– Миссис приказала спросить у вас, не собираетесь ли вы остаться тут на ночь.

– Ну вот, а говоришь, сказать нечего.

– Господь с вами, так ведь и нечего же, – очень серьёзно отвечал слуга. – Своих слов у меня нет, сэр, да и не было никогда.

Я взглянул на собеседника и преисполнился раскаянием: слова его, мысли, время – всё принадлежало другим. Заметив мой сочувственный взгляд, слуга готов был уже улизнуть, но я вовремя его окликнул:

– Можешь сказать своей хозяйке, что я действительно намерен остаться здесь на ночь. И… в чём дело?

Слуга… расплакался!

Некоторое время я глядел на него в немом изумлении. Потом мне стало не по себе. Я закрыл глаза и крепко сомкнул веки в надежде вернуть себе ощущение реальности. Тест оказался напрасным. Итак, слуга этой провинциальной гостиницы за очень короткий срок успел продемонстрировать по меньшей мере две уникальные способности: извиваться, подобно червю, и рыдать. Причём и то и другое давалось ему с такой лёгкостью, что было очевидно: для него это дело привычное.

Я сунул руки в карманы (ибо нет лучшего способа стать в позу хозяина положения) и тут же почувствовал себя маленьким Наполеоном.

– Итак, дружок, что ты этим хочешь сказать? Ежели ты прохвост, то разоблачён будешь немедленно; ежели просто болван…

– Господь с вами, сэр, – смущённо прервал мою речь слуга, – я не сумасшедший. Но клянусь жизнью, в доме нет свободного места. Мы ведь все здесь ночуем. У нас никогда не останавливались незнакомцы.

– Тем не менее хозяйка направила тебя сюда, чтобы спросить, не собираюсь ли я остаться на ночь?

– Нет, в том-то всё и дело! – вскричал слуга и в горестном отчаянии принялся извиваться пуще прежнего, как если бы я неосторожным движением придавил ему одновременно все нервные окончания. – Она сказала, что на ночь вам тут остановиться нельзя.
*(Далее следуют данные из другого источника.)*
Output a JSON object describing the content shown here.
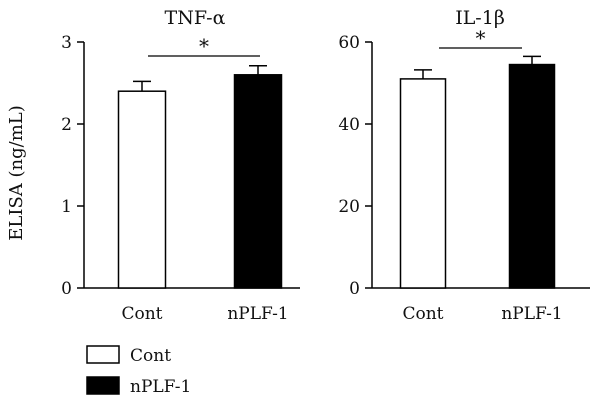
{
  "chart_data": [
    {
      "type": "bar",
      "title": "TNF-α",
      "ylabel": "ELISA (ng/mL)",
      "categories": [
        "Cont",
        "nPLF-1"
      ],
      "values": [
        2.4,
        2.6
      ],
      "errors": [
        0.12,
        0.11
      ],
      "ylim": [
        0,
        3
      ],
      "yticks": [
        0,
        1,
        2,
        3
      ],
      "colors": [
        "#ffffff",
        "#000000"
      ],
      "significance": "*"
    },
    {
      "type": "bar",
      "title": "IL-1β",
      "ylabel": "",
      "categories": [
        "Cont",
        "nPLF-1"
      ],
      "values": [
        51,
        54.5
      ],
      "errors": [
        2.2,
        2.0
      ],
      "ylim": [
        0,
        60
      ],
      "yticks": [
        0,
        20,
        40,
        60
      ],
      "colors": [
        "#ffffff",
        "#000000"
      ],
      "significance": "*"
    }
  ],
  "legend": {
    "position": "bottom-left",
    "items": [
      {
        "label": "Cont",
        "color": "#ffffff"
      },
      {
        "label": "nPLF-1",
        "color": "#000000"
      }
    ]
  }
}
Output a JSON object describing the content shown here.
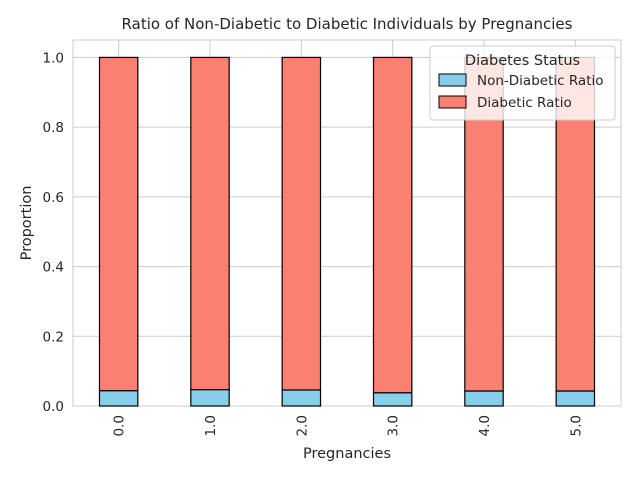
{
  "chart_data": {
    "type": "bar",
    "stacked": true,
    "title": "Ratio of Non-Diabetic to Diabetic Individuals by Pregnancies",
    "xlabel": "Pregnancies",
    "ylabel": "Proportion",
    "categories": [
      "0.0",
      "1.0",
      "2.0",
      "3.0",
      "4.0",
      "5.0"
    ],
    "series": [
      {
        "name": "Non-Diabetic Ratio",
        "color": "#87ceeb",
        "values": [
          0.044,
          0.047,
          0.046,
          0.038,
          0.043,
          0.043
        ]
      },
      {
        "name": "Diabetic Ratio",
        "color": "#fa8072",
        "values": [
          0.956,
          0.953,
          0.954,
          0.962,
          0.957,
          0.957
        ]
      }
    ],
    "ylim": [
      0,
      1.05
    ],
    "yticks": [
      0.0,
      0.2,
      0.4,
      0.6,
      0.8,
      1.0
    ],
    "ytick_labels": [
      "0.0",
      "0.2",
      "0.4",
      "0.6",
      "0.8",
      "1.0"
    ],
    "grid": true,
    "legend": {
      "title": "Diabetes Status",
      "position": "top-right"
    },
    "bar_edge_color": "#000000"
  }
}
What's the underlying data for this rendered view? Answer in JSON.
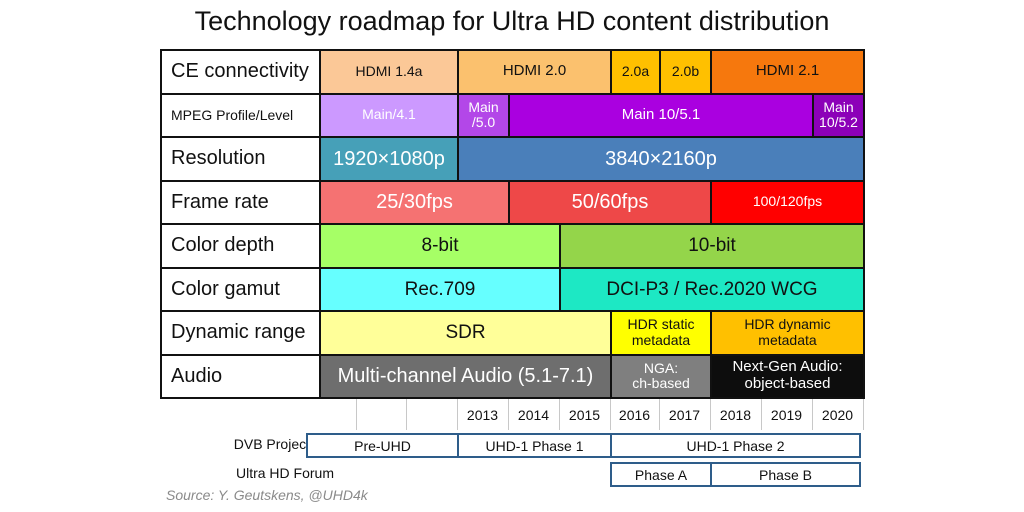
{
  "title": "Technology roadmap for Ultra HD content distribution",
  "years": [
    "2013",
    "2014",
    "2015",
    "2016",
    "2017",
    "2018",
    "2019",
    "2020"
  ],
  "rows": [
    {
      "label": "CE connectivity",
      "cells": [
        {
          "text": "HDMI 1.4a",
          "color": "#fbc897",
          "text_color": "#111111"
        },
        {
          "text": "HDMI 2.0",
          "color": "#fbc16e",
          "text_color": "#111111"
        },
        {
          "text": "2.0a",
          "color": "#ffc000",
          "text_color": "#111111"
        },
        {
          "text": "2.0b",
          "color": "#ffc000",
          "text_color": "#111111"
        },
        {
          "text": "HDMI 2.1",
          "color": "#f6780d",
          "text_color": "#111111"
        }
      ]
    },
    {
      "label": "MPEG Profile/Level",
      "cells": [
        {
          "text": "Main/4.1",
          "color": "#cc99ff",
          "text_color": "#ffffff"
        },
        {
          "text": "Main\n/5.0",
          "color": "#b347e8",
          "text_color": "#ffffff"
        },
        {
          "text": "Main 10/5.1",
          "color": "#aa00e0",
          "text_color": "#ffffff"
        },
        {
          "text": "Main 10/5.2",
          "color": "#8c00b8",
          "text_color": "#ffffff"
        }
      ]
    },
    {
      "label": "Resolution",
      "cells": [
        {
          "text": "1920×1080p",
          "color": "#46a0b8",
          "text_color": "#ffffff"
        },
        {
          "text": "3840×2160p",
          "color": "#4a7fba",
          "text_color": "#ffffff"
        }
      ]
    },
    {
      "label": "Frame rate",
      "cells": [
        {
          "text": "25/30fps",
          "color": "#f57272",
          "text_color": "#ffffff"
        },
        {
          "text": "50/60fps",
          "color": "#ee4848",
          "text_color": "#ffffff"
        },
        {
          "text": "100/120fps",
          "color": "#ff0000",
          "text_color": "#ffffff"
        }
      ]
    },
    {
      "label": "Color depth",
      "cells": [
        {
          "text": "8-bit",
          "color": "#a6ff66",
          "text_color": "#111111"
        },
        {
          "text": "10-bit",
          "color": "#94d54a",
          "text_color": "#111111"
        }
      ]
    },
    {
      "label": "Color gamut",
      "cells": [
        {
          "text": "Rec.709",
          "color": "#66ffff",
          "text_color": "#111111"
        },
        {
          "text": "DCI-P3 / Rec.2020 WCG",
          "color": "#1de8c4",
          "text_color": "#111111"
        }
      ]
    },
    {
      "label": "Dynamic range",
      "cells": [
        {
          "text": "SDR",
          "color": "#ffff99",
          "text_color": "#111111"
        },
        {
          "text": "HDR static\nmetadata",
          "color": "#ffff00",
          "text_color": "#111111"
        },
        {
          "text": "HDR dynamic\nmetadata",
          "color": "#ffc000",
          "text_color": "#111111"
        }
      ]
    },
    {
      "label": "Audio",
      "cells": [
        {
          "text": "Multi-channel Audio (5.1-7.1)",
          "color": "#6e6e6e",
          "text_color": "#ffffff"
        },
        {
          "text": "NGA:\nch-based",
          "color": "#7f7f7f",
          "text_color": "#ffffff"
        },
        {
          "text": "Next-Gen Audio:\nobject-based",
          "color": "#0d0d0d",
          "text_color": "#ffffff"
        }
      ]
    }
  ],
  "projects": [
    {
      "label": "DVB Project",
      "phases": [
        "Pre-UHD",
        "UHD-1 Phase 1",
        "UHD-1 Phase 2"
      ]
    },
    {
      "label": "Ultra HD Forum",
      "phases": [
        "Phase A",
        "Phase B"
      ]
    }
  ],
  "source": "Source: Y. Geutskens, @UHD4k"
}
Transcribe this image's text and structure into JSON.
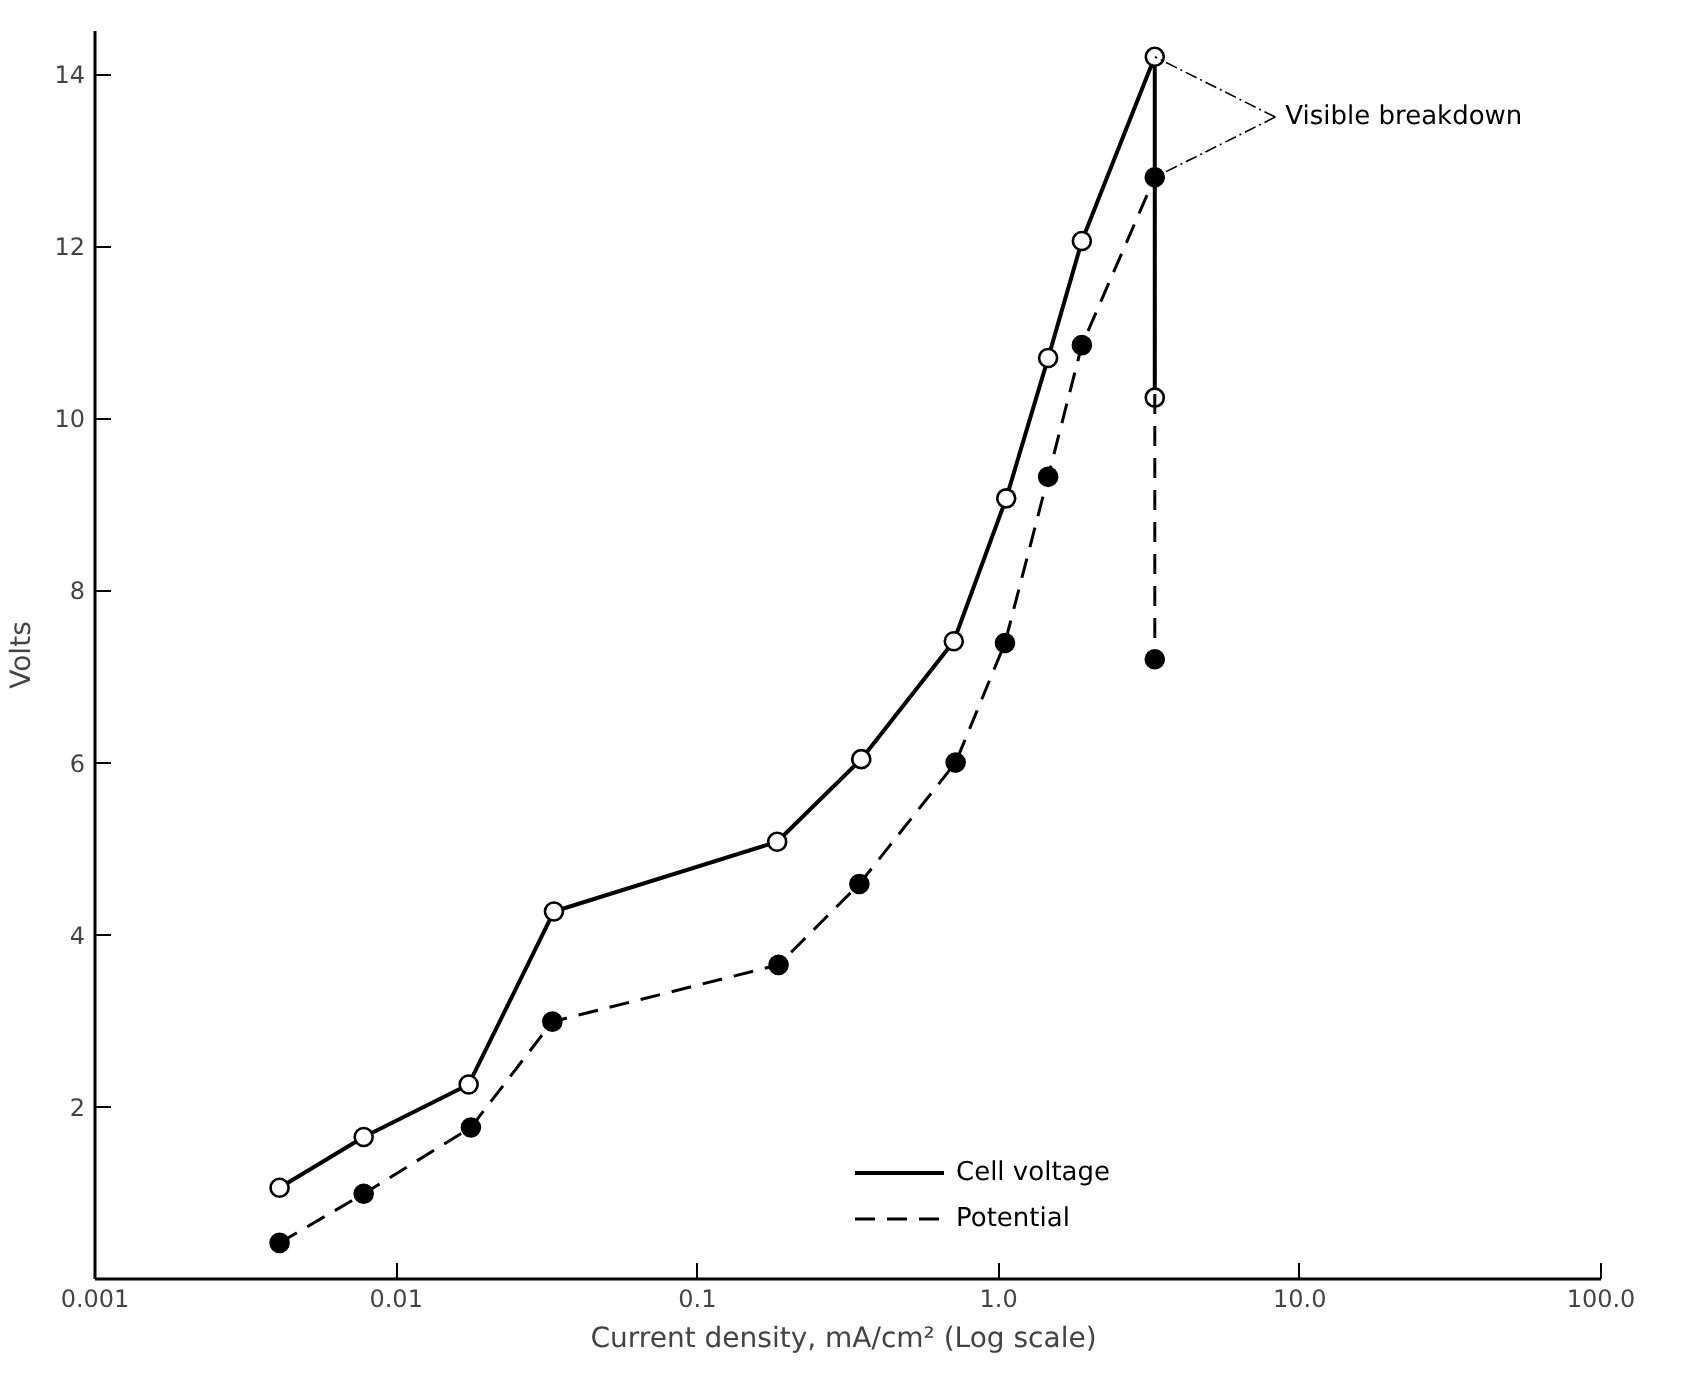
{
  "chart_data": {
    "type": "line",
    "xlabel": "Current density,  mA/cm² (Log scale)",
    "ylabel": "Volts",
    "log": "x",
    "xlim": [
      0.001,
      100
    ],
    "xticks": [
      0.001,
      0.01,
      0.1,
      {
        "value": 1,
        "label": "1.0"
      },
      {
        "value": 10,
        "label": "10.0"
      },
      {
        "value": 100,
        "label": "100.0"
      }
    ],
    "ylim": [
      0,
      14.5
    ],
    "yticks": [
      2,
      4,
      6,
      8,
      10,
      12,
      14
    ],
    "grid": false,
    "legend": "bottom",
    "series": [
      {
        "name": "Cell voltage",
        "color": "#000000",
        "line_style": "solid",
        "marker": "circle",
        "x": [
          0.0041,
          0.0078,
          0.0174,
          0.0334,
          0.184,
          0.35,
          0.71,
          1.06,
          1.46,
          1.89,
          3.3,
          3.3
        ],
        "values": [
          1.06,
          1.65,
          2.26,
          4.27,
          5.08,
          6.04,
          7.41,
          9.07,
          10.7,
          12.06,
          14.2,
          10.24
        ]
      },
      {
        "name": "Potential",
        "color": "#000000",
        "line_style": "dashed",
        "marker": "circle",
        "x": [
          0.0041,
          0.0078,
          0.0177,
          0.033,
          0.186,
          0.345,
          0.72,
          1.05,
          1.46,
          1.89,
          3.3,
          3.3
        ],
        "values": [
          0.42,
          0.99,
          1.76,
          2.99,
          3.65,
          4.59,
          6.0,
          7.39,
          9.32,
          10.85,
          12.8,
          7.2
        ]
      }
    ],
    "annotations": [
      {
        "text": "Visible breakdown",
        "x": 3.3,
        "y": 14.2
      }
    ]
  }
}
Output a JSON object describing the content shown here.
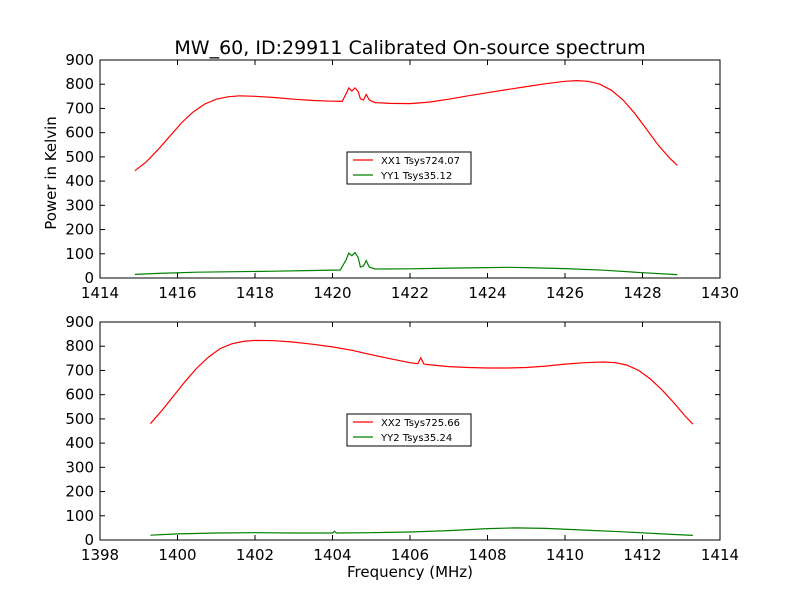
{
  "figure": {
    "title": "MW_60, ID:29911 Calibrated On-source spectrum",
    "ylabel": "Power in Kelvin",
    "xlabel": "Frequency (MHz)"
  },
  "chart_data": [
    {
      "type": "line",
      "xlim": [
        1414,
        1430
      ],
      "ylim": [
        0,
        900
      ],
      "xticks": [
        1414,
        1416,
        1418,
        1420,
        1422,
        1424,
        1426,
        1428,
        1430
      ],
      "yticks": [
        0,
        100,
        200,
        300,
        400,
        500,
        600,
        700,
        800,
        900
      ],
      "grid": false,
      "legend_position": "center",
      "series": [
        {
          "name": "XX1 Tsys724.07",
          "color": "#ff0000",
          "points": [
            [
              1414.9,
              443
            ],
            [
              1415.2,
              480
            ],
            [
              1415.5,
              530
            ],
            [
              1415.8,
              585
            ],
            [
              1416.1,
              640
            ],
            [
              1416.4,
              685
            ],
            [
              1416.7,
              718
            ],
            [
              1417.0,
              738
            ],
            [
              1417.3,
              748
            ],
            [
              1417.6,
              752
            ],
            [
              1418.0,
              750
            ],
            [
              1418.5,
              745
            ],
            [
              1419.0,
              738
            ],
            [
              1419.5,
              733
            ],
            [
              1420.0,
              730
            ],
            [
              1420.25,
              729
            ],
            [
              1420.35,
              760
            ],
            [
              1420.42,
              785
            ],
            [
              1420.5,
              772
            ],
            [
              1420.58,
              785
            ],
            [
              1420.66,
              770
            ],
            [
              1420.72,
              740
            ],
            [
              1420.8,
              735
            ],
            [
              1420.87,
              758
            ],
            [
              1420.95,
              735
            ],
            [
              1421.1,
              724
            ],
            [
              1421.5,
              721
            ],
            [
              1422.0,
              720
            ],
            [
              1422.5,
              726
            ],
            [
              1423.0,
              738
            ],
            [
              1423.5,
              752
            ],
            [
              1424.0,
              765
            ],
            [
              1424.5,
              778
            ],
            [
              1425.0,
              790
            ],
            [
              1425.5,
              802
            ],
            [
              1426.0,
              812
            ],
            [
              1426.3,
              815
            ],
            [
              1426.6,
              812
            ],
            [
              1426.9,
              800
            ],
            [
              1427.2,
              775
            ],
            [
              1427.5,
              735
            ],
            [
              1427.8,
              680
            ],
            [
              1428.1,
              615
            ],
            [
              1428.4,
              550
            ],
            [
              1428.7,
              495
            ],
            [
              1428.9,
              465
            ]
          ]
        },
        {
          "name": "YY1 Tsys35.12",
          "color": "#008000",
          "points": [
            [
              1414.9,
              15
            ],
            [
              1415.5,
              19
            ],
            [
              1416.5,
              24
            ],
            [
              1417.5,
              26
            ],
            [
              1418.5,
              28
            ],
            [
              1419.5,
              31
            ],
            [
              1420.2,
              33
            ],
            [
              1420.35,
              75
            ],
            [
              1420.42,
              103
            ],
            [
              1420.5,
              92
            ],
            [
              1420.58,
              105
            ],
            [
              1420.66,
              85
            ],
            [
              1420.72,
              45
            ],
            [
              1420.8,
              50
            ],
            [
              1420.87,
              72
            ],
            [
              1420.95,
              45
            ],
            [
              1421.1,
              37
            ],
            [
              1422.0,
              38
            ],
            [
              1423.0,
              41
            ],
            [
              1424.0,
              43
            ],
            [
              1424.5,
              44
            ],
            [
              1425.0,
              43
            ],
            [
              1426.0,
              39
            ],
            [
              1427.0,
              32
            ],
            [
              1428.0,
              22
            ],
            [
              1428.9,
              14
            ]
          ]
        }
      ]
    },
    {
      "type": "line",
      "xlim": [
        1398,
        1414
      ],
      "ylim": [
        0,
        900
      ],
      "xticks": [
        1398,
        1400,
        1402,
        1404,
        1406,
        1408,
        1410,
        1412,
        1414
      ],
      "yticks": [
        0,
        100,
        200,
        300,
        400,
        500,
        600,
        700,
        800,
        900
      ],
      "grid": false,
      "legend_position": "center",
      "series": [
        {
          "name": "XX2 Tsys725.66",
          "color": "#ff0000",
          "points": [
            [
              1399.3,
              480
            ],
            [
              1399.6,
              535
            ],
            [
              1399.9,
              595
            ],
            [
              1400.2,
              655
            ],
            [
              1400.5,
              710
            ],
            [
              1400.8,
              755
            ],
            [
              1401.1,
              790
            ],
            [
              1401.4,
              810
            ],
            [
              1401.7,
              820
            ],
            [
              1402.0,
              824
            ],
            [
              1402.5,
              823
            ],
            [
              1403.0,
              817
            ],
            [
              1403.5,
              808
            ],
            [
              1404.0,
              797
            ],
            [
              1404.5,
              783
            ],
            [
              1405.0,
              765
            ],
            [
              1405.5,
              748
            ],
            [
              1406.0,
              732
            ],
            [
              1406.2,
              728
            ],
            [
              1406.28,
              752
            ],
            [
              1406.36,
              726
            ],
            [
              1406.6,
              722
            ],
            [
              1407.0,
              716
            ],
            [
              1407.5,
              712
            ],
            [
              1408.0,
              710
            ],
            [
              1408.5,
              710
            ],
            [
              1409.0,
              712
            ],
            [
              1409.5,
              718
            ],
            [
              1410.0,
              726
            ],
            [
              1410.5,
              732
            ],
            [
              1411.0,
              735
            ],
            [
              1411.3,
              732
            ],
            [
              1411.6,
              722
            ],
            [
              1411.9,
              700
            ],
            [
              1412.2,
              665
            ],
            [
              1412.5,
              620
            ],
            [
              1412.8,
              568
            ],
            [
              1413.1,
              512
            ],
            [
              1413.3,
              478
            ]
          ]
        },
        {
          "name": "YY2 Tsys35.24",
          "color": "#008000",
          "points": [
            [
              1399.3,
              20
            ],
            [
              1400.0,
              25
            ],
            [
              1401.0,
              29
            ],
            [
              1402.0,
              30
            ],
            [
              1403.0,
              29
            ],
            [
              1404.0,
              29
            ],
            [
              1404.05,
              36
            ],
            [
              1404.1,
              29
            ],
            [
              1405.0,
              30
            ],
            [
              1406.0,
              33
            ],
            [
              1407.0,
              39
            ],
            [
              1408.0,
              47
            ],
            [
              1408.7,
              50
            ],
            [
              1409.5,
              48
            ],
            [
              1410.5,
              41
            ],
            [
              1411.5,
              34
            ],
            [
              1412.5,
              25
            ],
            [
              1413.3,
              19
            ]
          ]
        }
      ]
    }
  ]
}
Но я забыл, я всё перепутал. О горе мне!..

– Хватит дурить, – перебил я его. – Показывай мне свою комнату. Я готов…

Человечек смерил меня диковатым взглядом.

– Но у меня нет ничего своего в этом мире, сэр! – медленно произнёс он. – Тут всё не моё!

Более нелепую ситуацию трудно было себе вообразить. «Не отказаться ли, пока не поздно, от планов, связанных с бэйтаунской гостиницей?» – пронеслось у меня в голове.

– Со спальнями всё ясно. Где тут у вас чердак?

Ответом мне была гримаса полнейшего недоумения, за которой, как ни ужасно, присутствия какого бы то ни было скрытого смысла даже и не угадывалось.

– Слушай, хотя бы это ты должен знать, – простонал я умоляюще.

Но и вторая попытка оказалась безрезультатной – на этот раз из-за появления на пороге плотной и достаточно представительной фигуры с круглой, как шар, головой, уютно утопленной в мягкой фетровой шляпе, смысл земного существования которой явно сводился к отчаянному стремлению не лопнуть по швам от постоянного внутреннего давления. Усилия эти можно было считать успешными лишь отчасти: кое-где в шляпе уже зияли несносные дыры.

– Вы – хозяин дома? – поинтересовался я у третьего персонажа этой почти призрачной галереи.

– Полагаю, что так, – со смехом ответил тот. – Толстоват для столь хилого местечка – это вы хотите сказать, сэр?

Не дождавшись ответа, но заметив, вероятно, в своей реплике (смысл которой, впрочем, ускользнул от моего понимания) проблески остроумия, владелец дома принялся хохотать, да столь энергично, что, глядя со стороны, можно было предположить, будто с ним случился припадок. Слуга перестал плакать; хозяин продолжал смеяться – ну и мне не удалось сохранить бесстрастное выражение лица.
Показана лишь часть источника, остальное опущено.